Swimming is particularly intensive as a youth sport, not just in financial and workload terms but the hours that have to be put in for training, with competition formats and events still built on models of funding decades old: race entries and club fees are what sustain the talent pool in Britain, so the more kids attend competitions, the more money there is to go round. That can often make for very long weekends indeed, with young swimmers and their parents spending many hours at the pool throughout whole weekends. 

Hughes, who let the coaches coach and stuck to her role as supportive parent wedded to the message of ‘you get out what you put in’, tells The Times that the flow takes over, even when there’s no thought of any child ever making it to dizzy Olympic Heights. She also notes that it’s best not to know what’s coming, otherwise swimming might have been ruled out. She’s glad it wasn’t: in hindsight, whether contemplating the character built in her daughters and sons or at the moment of soaring achievement, the rewards have been worth the price. She says:

“The minute you get to performance-squad level, you almost can’t be in the water enough. You’ve just got to put in the hours. You have to swim before school, after school and at the weekends. Then you have to go to school, do your homework and I also have to go to work. Then it’s repeat. I just wanted them to love the water because I did. I swam every day whenever I was pregnant. Literally, with all of them I’d been in the pool on the day I gave birth. And as soon as they were able, after they’d had their jabs, I got them in the water.

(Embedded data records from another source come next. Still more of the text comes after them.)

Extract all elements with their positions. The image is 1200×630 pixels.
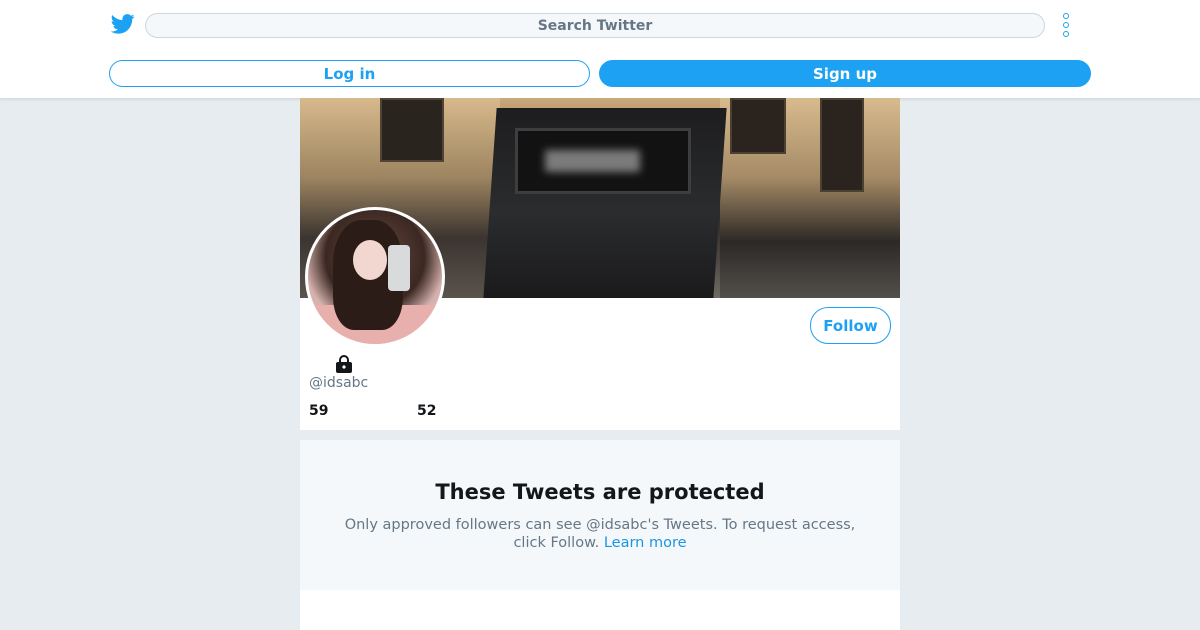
learn-more-link[interactable]: Learn more [604, 535, 687, 551]
signup-button[interactable]: Sign up [599, 60, 1091, 87]
search-input[interactable]: Search Twitter [145, 13, 1045, 38]
more-vertical-icon[interactable] [1063, 13, 1073, 37]
protected-message: Only approved followers can see @idsabc'… [344, 517, 856, 551]
profile-handle: @idsabc [309, 375, 369, 391]
twitter-bird-icon[interactable] [111, 13, 135, 35]
protected-title: These Tweets are protected [435, 480, 765, 504]
count-value-b[interactable]: 52 [417, 403, 436, 419]
top-header: Search Twitter Log in Sign up [0, 0, 1200, 99]
protected-notice [300, 440, 900, 590]
login-button[interactable]: Log in [109, 60, 590, 87]
count-value-a[interactable]: 59 [309, 403, 328, 419]
lock-icon [336, 355, 352, 373]
protected-message-block: Only approved followers can see @idsabc'… [330, 516, 870, 552]
empty-content-area [300, 590, 900, 630]
follow-button[interactable]: Follow [810, 307, 891, 344]
avatar[interactable] [305, 207, 445, 347]
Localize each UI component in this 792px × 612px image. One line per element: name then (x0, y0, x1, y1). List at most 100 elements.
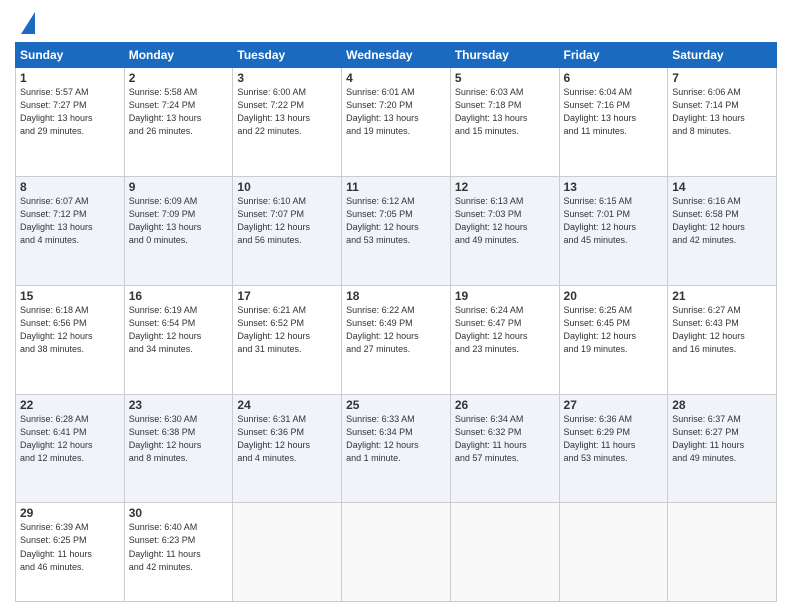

If you’d told me what it was going to be, I might have said, ‘That’s probably too high a price to pay for a family and for me. But reflecting on it now, how much more can you get than winning Olympic gold? And that’s just one part of it. The whole thing definitely taught the children self-discipline, time management and how to conduct yourself when you’re disappointed. It also taught them how to deal with stress. And I think that’s all just brilliant.”

Jacquie Hughes – Photo, with Tom at his homecoming party, courtesy of PA

The last weekend of the swimming in Tokyo, just days after Tom claims his second gold, Hughes is to be found on the competition circuit with youngest son, William, 16, at a meet in Guildford. “Everyone will be looking at what the next Dean is going to do,” says Hughes. “It will be lovely for him, but also adds pressure.”

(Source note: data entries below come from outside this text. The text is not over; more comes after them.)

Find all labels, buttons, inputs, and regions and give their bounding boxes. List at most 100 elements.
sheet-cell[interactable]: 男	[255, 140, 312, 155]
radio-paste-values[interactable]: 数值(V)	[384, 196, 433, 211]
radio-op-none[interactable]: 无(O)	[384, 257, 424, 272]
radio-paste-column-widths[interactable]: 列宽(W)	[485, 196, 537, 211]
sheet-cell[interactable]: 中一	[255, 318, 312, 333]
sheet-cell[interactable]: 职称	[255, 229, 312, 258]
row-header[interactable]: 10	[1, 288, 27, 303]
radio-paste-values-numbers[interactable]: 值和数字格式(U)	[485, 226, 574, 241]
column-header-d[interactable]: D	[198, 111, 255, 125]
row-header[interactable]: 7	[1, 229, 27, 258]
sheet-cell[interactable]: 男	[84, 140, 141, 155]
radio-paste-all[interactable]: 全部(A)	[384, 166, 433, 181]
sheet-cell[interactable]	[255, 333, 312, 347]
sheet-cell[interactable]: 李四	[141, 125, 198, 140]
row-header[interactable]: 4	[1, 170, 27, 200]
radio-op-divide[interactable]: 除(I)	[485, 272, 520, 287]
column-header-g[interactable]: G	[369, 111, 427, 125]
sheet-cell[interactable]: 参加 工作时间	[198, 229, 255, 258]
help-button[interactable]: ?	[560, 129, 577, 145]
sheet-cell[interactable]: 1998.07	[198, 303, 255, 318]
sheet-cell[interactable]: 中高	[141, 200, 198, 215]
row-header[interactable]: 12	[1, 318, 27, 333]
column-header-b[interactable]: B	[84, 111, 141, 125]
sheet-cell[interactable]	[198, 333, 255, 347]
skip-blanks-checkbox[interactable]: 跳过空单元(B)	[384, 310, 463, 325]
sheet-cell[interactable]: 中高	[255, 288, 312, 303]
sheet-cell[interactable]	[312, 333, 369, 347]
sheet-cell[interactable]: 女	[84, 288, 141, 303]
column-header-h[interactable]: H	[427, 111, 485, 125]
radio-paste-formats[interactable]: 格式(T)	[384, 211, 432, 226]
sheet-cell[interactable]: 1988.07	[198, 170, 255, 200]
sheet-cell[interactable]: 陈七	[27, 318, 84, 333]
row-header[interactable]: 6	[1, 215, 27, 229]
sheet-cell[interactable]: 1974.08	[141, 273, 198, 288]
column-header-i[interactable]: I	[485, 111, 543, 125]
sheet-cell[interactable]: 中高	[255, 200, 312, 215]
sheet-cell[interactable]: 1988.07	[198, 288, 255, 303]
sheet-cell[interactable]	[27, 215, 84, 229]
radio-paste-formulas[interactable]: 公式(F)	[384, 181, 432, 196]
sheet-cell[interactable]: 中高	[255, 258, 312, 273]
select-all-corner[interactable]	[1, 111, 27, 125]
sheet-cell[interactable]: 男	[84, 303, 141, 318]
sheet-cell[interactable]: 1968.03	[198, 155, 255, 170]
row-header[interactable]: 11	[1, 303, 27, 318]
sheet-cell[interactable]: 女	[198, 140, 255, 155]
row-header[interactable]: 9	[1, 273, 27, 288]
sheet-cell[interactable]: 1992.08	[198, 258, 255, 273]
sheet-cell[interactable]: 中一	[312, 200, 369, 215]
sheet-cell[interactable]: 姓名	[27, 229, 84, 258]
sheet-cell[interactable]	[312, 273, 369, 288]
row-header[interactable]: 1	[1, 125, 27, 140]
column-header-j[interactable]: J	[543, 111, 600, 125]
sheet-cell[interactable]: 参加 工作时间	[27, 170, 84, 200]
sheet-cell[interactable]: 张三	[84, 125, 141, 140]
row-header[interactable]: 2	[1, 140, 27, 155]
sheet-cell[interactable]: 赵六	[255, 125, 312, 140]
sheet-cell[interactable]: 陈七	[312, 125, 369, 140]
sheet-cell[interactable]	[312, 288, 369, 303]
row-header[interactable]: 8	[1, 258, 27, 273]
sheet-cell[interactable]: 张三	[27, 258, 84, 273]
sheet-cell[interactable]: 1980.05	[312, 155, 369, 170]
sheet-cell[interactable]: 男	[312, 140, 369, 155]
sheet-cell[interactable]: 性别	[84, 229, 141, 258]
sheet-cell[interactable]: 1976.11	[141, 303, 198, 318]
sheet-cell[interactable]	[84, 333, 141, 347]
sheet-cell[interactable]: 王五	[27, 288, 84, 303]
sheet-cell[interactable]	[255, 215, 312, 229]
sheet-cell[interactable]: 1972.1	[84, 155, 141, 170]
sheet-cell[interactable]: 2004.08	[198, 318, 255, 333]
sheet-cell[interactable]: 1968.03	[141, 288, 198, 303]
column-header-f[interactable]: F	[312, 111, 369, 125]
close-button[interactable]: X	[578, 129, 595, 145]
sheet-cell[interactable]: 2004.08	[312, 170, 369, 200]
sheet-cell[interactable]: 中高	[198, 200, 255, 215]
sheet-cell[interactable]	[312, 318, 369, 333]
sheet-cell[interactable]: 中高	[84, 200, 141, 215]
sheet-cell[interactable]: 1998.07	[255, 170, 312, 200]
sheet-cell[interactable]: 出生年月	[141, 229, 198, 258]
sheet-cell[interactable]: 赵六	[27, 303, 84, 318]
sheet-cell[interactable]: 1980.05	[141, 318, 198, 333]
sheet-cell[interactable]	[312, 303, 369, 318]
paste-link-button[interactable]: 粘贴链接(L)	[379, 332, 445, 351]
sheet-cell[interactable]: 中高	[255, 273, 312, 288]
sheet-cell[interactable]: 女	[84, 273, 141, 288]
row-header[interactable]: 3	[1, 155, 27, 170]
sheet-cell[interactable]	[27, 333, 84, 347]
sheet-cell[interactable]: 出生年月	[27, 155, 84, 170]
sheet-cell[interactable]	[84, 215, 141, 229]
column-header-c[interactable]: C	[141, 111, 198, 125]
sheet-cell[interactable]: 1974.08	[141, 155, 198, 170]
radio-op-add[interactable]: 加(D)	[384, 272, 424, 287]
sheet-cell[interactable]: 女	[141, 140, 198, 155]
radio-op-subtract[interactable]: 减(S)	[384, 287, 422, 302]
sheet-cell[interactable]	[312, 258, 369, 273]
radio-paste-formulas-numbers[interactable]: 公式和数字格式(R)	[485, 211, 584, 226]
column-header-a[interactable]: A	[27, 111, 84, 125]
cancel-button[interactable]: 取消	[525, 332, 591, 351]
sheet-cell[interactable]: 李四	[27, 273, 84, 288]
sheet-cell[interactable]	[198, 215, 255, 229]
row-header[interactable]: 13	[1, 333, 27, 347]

On FaceTime from Tokyo, Tom had joked “look at the size of these babies” as he showed the family his two golds. Hughes described the response from his siblings: ” … they were all just ribbing him”. No laurels nor head room for feet to float off ground in a family of five kids.

Dean’s primary school, Malorees in Queen’s Park, northwest London, put in one of the many requests for Tom time on his return home.

Hughes tells The Times: “He is very gracious so he will go to the school. I’ve always told him, ‘You have to give back because when you were younger, you looked up to other people’. I tell him to say yes to everything as much as you can. He’s very grounded and he’s not egotistical. And if he changes, his siblings, oh my God, they’ll rib him senseless.”